Le problème majeur vient alors d’une incapacité pour le spectateur à prendre un réel parti entre les deux personnages principaux (Lee et Morgane). Pour Morgane, il y avait moyen de d’aller vers l’empathie. Il s’agit après tout d’une jeune fille enfermée qui ne veut que découvrir le monde extérieur. Cependant, elle trouve face à elle des opposants globalement bons. Des scientifiques en aucun cas amoraux, qui ont développé des sentiments forts pour elle et qui chercheront même à lui venir en aide. Des facilités scénaristiques mèneront, sans grande logique, Morgane à se retourner contre eux avec violence. A cet instant, son personnage s’enfonce dans la monstruosité. Perdant alors son humanité et renvoyant une image répulsive, on ne peut décemment plus la suivre dans ses choix. Reste alors le personnage de Lee. Mais celle-ci n’aura jamais la sympathie du spectateur. Faisant preuve d’une absence totale d’émotion (même la peur aurait été la bienvenue) car focalisée sur sa mission, et d’une froideur extrême. Difficile alors de savoir qui soutenir dans cette histoire. En l’absence de protagoniste à qui se raccrocher suffisamment – à l’exception des scientifiques mais ils restent trop secondaires – on ne peut adhérer à MORGANE.
Comme si cette perte de repère ne suffisait pas, Luke Scott y va enfin de nombreuses maladresses. En effet, s’il ne fait pas de fausse note dans la première partie de son film, ayant même quelques bonnes idées (ce jeu de reflet avec la vitre qui sépare Morgane de Lee), Luke Scott lâche en deuxième partie tout ce qui aurait pu le rapprocher de l’excellent Ex Machina – la portée dramatique, la mise en tentions, le rapport humain/machine, l’utilisation du huis clos…- pour basculer dans du cinéma d’action peu inspiré. Des combats au corps à corps entre Kate Mara et Anya Taylor-Joy (The Witch, Split) à une poursuite en voitures mal maîtrisée, le film perd toute crédibilité.

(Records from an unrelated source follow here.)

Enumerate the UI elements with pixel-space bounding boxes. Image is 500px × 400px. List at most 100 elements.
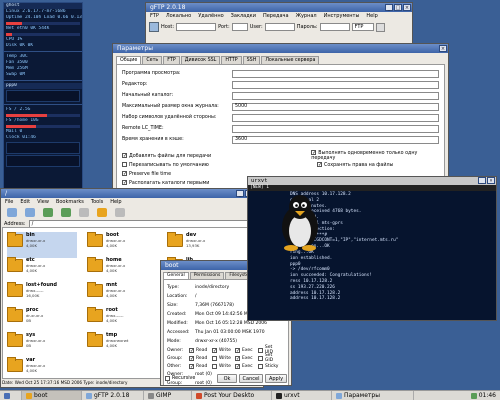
checkbox[interactable] [212, 355, 217, 361]
menu-item[interactable]: FTP [150, 13, 159, 19]
cancel-button[interactable]: Cancel [239, 374, 263, 383]
menu-item[interactable]: View [37, 199, 49, 205]
maximize-icon[interactable]: □ [394, 4, 402, 11]
file-item[interactable]: sys drwxr-xr-x 0B [7, 332, 77, 358]
new-folder-icon[interactable] [97, 208, 107, 217]
checkbox[interactable] [122, 161, 127, 167]
menu-item[interactable]: Bookmarks [56, 199, 84, 205]
taskbar-item-browser[interactable]: Post Your Deskto [192, 391, 272, 400]
checkbox[interactable]: ✓ [311, 150, 316, 156]
menu-item[interactable]: Передача [263, 13, 289, 19]
view-icon[interactable] [115, 208, 125, 217]
checkbox[interactable] [258, 363, 263, 369]
file-item[interactable]: home drwxr-xr-x 4,00K [87, 257, 157, 283]
user-input[interactable] [264, 23, 295, 31]
file-item[interactable]: bin drwxr-xr-x 4,00K [7, 232, 77, 258]
minimize-icon[interactable]: _ [385, 4, 393, 11]
taskbar-item-gftp[interactable]: gFTP 2.0.18 [82, 391, 144, 400]
minimize-icon[interactable]: _ [236, 190, 244, 197]
tab-ftp[interactable]: FTP [163, 56, 180, 64]
charset-input[interactable] [232, 113, 439, 122]
home-icon[interactable] [61, 208, 71, 217]
close-icon[interactable]: × [439, 45, 447, 52]
lc-time-input[interactable] [232, 124, 439, 133]
checkbox[interactable]: ✓ [189, 347, 194, 353]
checkbox[interactable] [212, 363, 217, 369]
close-icon[interactable]: × [403, 4, 411, 11]
gftp-icon [86, 392, 92, 399]
editor-input[interactable] [232, 80, 439, 89]
file-item[interactable]: mnt drwxr-xr-x 4,00K [87, 282, 157, 308]
menu-item[interactable]: Удалённо [198, 13, 223, 19]
recursive-checkbox[interactable] [165, 376, 170, 381]
file-item[interactable]: tmp drwxrwxrwt 4,00K [87, 332, 157, 358]
close-icon[interactable]: × [487, 177, 495, 184]
apply-button[interactable]: Apply [265, 374, 287, 383]
menu-item[interactable]: Help [110, 199, 121, 205]
file-item[interactable]: root drwx------ 4,00K [87, 307, 157, 333]
gftp-titlebar[interactable]: gFTP 2.0.18 _ □ × [146, 3, 412, 12]
tab-http[interactable]: HTTP [221, 56, 242, 64]
protocol-select[interactable]: FTP [351, 23, 374, 31]
menu-item[interactable]: Журнал [296, 13, 317, 19]
log-size-input[interactable]: 5000 [232, 102, 439, 111]
gimp-icon [148, 392, 154, 399]
taskbar-item-gimp[interactable]: GIMP [144, 391, 192, 400]
settings-titlebar[interactable]: Параметры × [113, 44, 448, 53]
file-item[interactable]: dev drwxr-xr-x 13,93K [167, 232, 237, 258]
menu-item[interactable]: File [5, 199, 13, 205]
menu-item[interactable]: Локально [166, 13, 191, 19]
host-input[interactable] [176, 23, 217, 31]
reload-icon[interactable] [79, 208, 89, 217]
tab-general[interactable]: General [163, 272, 189, 279]
back-icon[interactable] [7, 208, 17, 217]
menu-item[interactable]: Tools [91, 199, 103, 205]
checkbox[interactable]: ✓ [189, 363, 194, 369]
tab-local-servers[interactable]: Локальные сервера [261, 56, 320, 64]
tab-ssl[interactable]: Дивисок SSL [180, 56, 221, 64]
checkbox[interactable]: ✓ [235, 347, 240, 353]
tab-permissions[interactable]: Permissions [189, 272, 225, 279]
port-input[interactable] [231, 23, 248, 31]
fm-titlebar[interactable]: / _ □ × [1, 189, 263, 198]
checkbox[interactable]: ✓ [235, 363, 240, 369]
stop-icon[interactable] [375, 22, 385, 32]
up-icon[interactable] [43, 208, 53, 217]
password-input[interactable] [319, 23, 350, 31]
tray-icon[interactable] [470, 392, 477, 399]
checkbox[interactable]: ✓ [235, 355, 240, 361]
start-menu-button[interactable] [0, 391, 22, 400]
file-item[interactable]: lost+found drwx------ 16,00K [7, 282, 77, 308]
checkbox[interactable] [258, 355, 263, 361]
menu-item[interactable]: Закладки [231, 13, 256, 19]
menu-item[interactable]: Edit [20, 199, 30, 205]
minimize-icon[interactable]: _ [478, 177, 486, 184]
file-item[interactable]: boot drwxr-xr-x 4,00K [87, 232, 157, 258]
terminal-titlebar[interactable]: urxvt _ × [248, 177, 496, 185]
taskbar-item-boot[interactable]: boot [22, 391, 82, 400]
tab-ssh[interactable]: SSH [242, 56, 261, 64]
checkbox[interactable]: ✓ [212, 347, 217, 353]
ok-button[interactable]: Ok [217, 374, 237, 383]
field-label: Начальный каталог: [122, 93, 174, 98]
connect-icon[interactable] [149, 22, 159, 32]
checkbox[interactable]: ✓ [122, 179, 127, 185]
checkbox[interactable]: ✓ [189, 355, 194, 361]
forward-icon[interactable] [25, 208, 35, 217]
file-item[interactable]: proc dr-xr-xr-x 0B [7, 307, 77, 333]
checkbox[interactable]: ✓ [122, 170, 127, 176]
start-dir-input[interactable] [232, 91, 439, 100]
checkbox[interactable] [258, 347, 263, 353]
viewer-input[interactable] [232, 69, 439, 78]
perm-label: Read [196, 355, 208, 361]
taskbar-item-settings[interactable]: Параметры [332, 391, 414, 400]
menu-item[interactable]: Help [366, 13, 377, 19]
tab-network[interactable]: Сеть [142, 56, 163, 64]
taskbar-item-urxvt[interactable]: urxvt [272, 391, 332, 400]
checkbox[interactable]: ✓ [317, 161, 322, 167]
file-item[interactable]: etc drwxr-xr-x 4,00K [7, 257, 77, 283]
tab-general[interactable]: Общие [116, 56, 142, 64]
checkbox[interactable]: ✓ [122, 152, 127, 158]
menu-item[interactable]: Инструменты [324, 13, 360, 19]
cache-ttl-input[interactable]: 3600 [232, 135, 439, 144]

Car même si les deux actrices donnent de leur personne, par le ton du film jusque-là, on adhère difficilement de les voir s’envoyer des tatanes et se projeter contre des meubles, à en faire passer Jason Bourne pour une fillette. Et ce n’est pas une révélation dans les derniers instants du film qui sauvera cela. Bien que des éléments viennent justifier les événements et l’attitude des personnages, en les révélant après coup et de manière aussi abrupte, on ne peut y voir autre chose qu’un manque d’inspiration pour conclure une histoire jamais correctement exploitée.